JNJ-42041935 (HIF-PHD Inhibitor II) is a potent (pKi = 7.3-7.9), 2-oxoglutarate competitive, reversible, and selective inhibitor of PHD enzymes.

JNJ-42041935 is the most potent inhibitor of PHD2181–417 with a pIC50 value of 7.0±0.03. JNJ-42041935 also inhibits full-length PHD1, PHD2, and PHD3 enzymes (pKi values 7.91±0.04, 7.29 ±0.05, and 7.65±0.09, respectively) [1].

JNJ-42041935 has been evaluated for its capability to selectively inhibit prolyl hydroxylase domain (PHD) enzymes compared to the effect of intermittent, high doses (50 μg/kg i.p.) of an erythropoietin receptor agonist in a rat model of inflammation-induced anemia. The study demonstrates that JNJ-42041935, administered at a dose of 100 µmol/kg orally once daily for 14 days, successfully ameliorates inflammation-induced anemia, whereas erythropoietin shows no efficacy. Further, a 5-day consecutive oral administration of JNJ-42041935 at 100 µmol/kg led to a doubling in reticulocyte count, a 2.3 g/dl increase in hemoglobin levels, and a 9% rise in hematocrit values. Additionally, a single oral dose of 300 µmol/kg of JNJ-42041935 resulted in a 2.2 ± 0.3-fold increase in peritoneal bioluminescence, relative to luciferase-treated vehicle controls in mice, indicating enhanced activity two hours post-administration [1].
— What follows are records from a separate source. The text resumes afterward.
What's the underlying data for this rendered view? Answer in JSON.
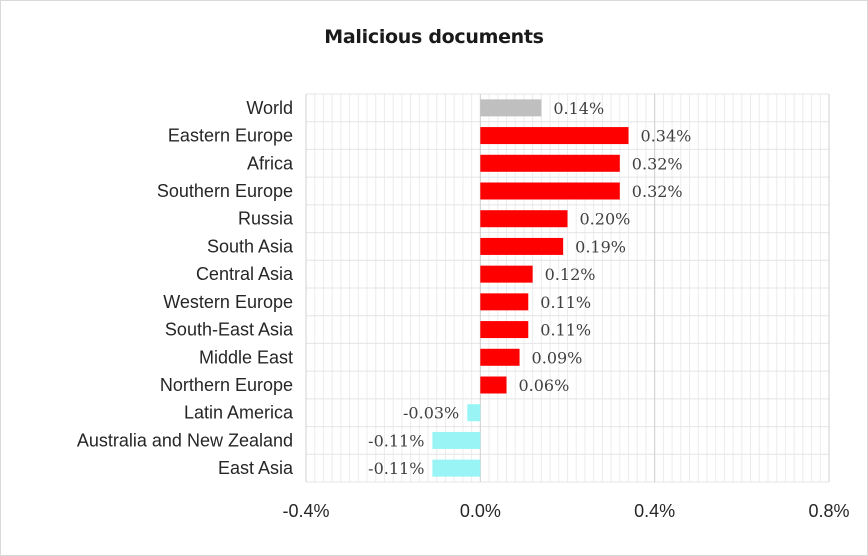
{
  "chart_data": {
    "type": "bar",
    "orientation": "horizontal",
    "title": "Malicious documents",
    "xlabel": "",
    "ylabel": "",
    "xlim": [
      -0.4,
      0.8
    ],
    "x_ticks": [
      "-0.4%",
      "0.0%",
      "0.4%",
      "0.8%"
    ],
    "x_tick_values": [
      -0.4,
      0.0,
      0.4,
      0.8
    ],
    "grid": true,
    "legend": "none",
    "categories": [
      "World",
      "Eastern Europe",
      "Africa",
      "Southern Europe",
      "Russia",
      "South Asia",
      "Central Asia",
      "Western Europe",
      "South-East Asia",
      "Middle East",
      "Northern Europe",
      "Latin America",
      "Australia and New Zealand",
      "East Asia"
    ],
    "values": [
      0.14,
      0.34,
      0.32,
      0.32,
      0.2,
      0.19,
      0.12,
      0.11,
      0.11,
      0.09,
      0.06,
      -0.03,
      -0.11,
      -0.11
    ],
    "data_labels": [
      "0.14%",
      "0.34%",
      "0.32%",
      "0.32%",
      "0.20%",
      "0.19%",
      "0.12%",
      "0.11%",
      "0.11%",
      "0.09%",
      "0.06%",
      "-0.03%",
      "-0.11%",
      "-0.11%"
    ],
    "colors": {
      "world": "#bfbfbf",
      "positive": "#ff0000",
      "negative": "#99f5f5",
      "grid": "#e0e0e0"
    }
  }
}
The potency of JNJ-42041935 for inhibition of the structurally related enzyme FIH is assessed by methods similar to those described for PHD2. In brief, activity of FIH is determined using purified glutathione transferase-tagged full-length FIH amino acids 1 to 350 and a synthetic HIF-1α peptide corresponding to residues Asp788 to Leu822. Compounds are preincubated with 17.1 nM FIH for 30 min, followed by a 10-min incubation with 1 μM [2-14C]2-oxoglutarate, in the presence of 10 μM FeNH4SO4 in reaction buffer. The selectivity of JNJ-42041935 for inhibition of a range of other targets available for testing in commercial assays is also assessed at concentrations of 1 and 10 μM[1].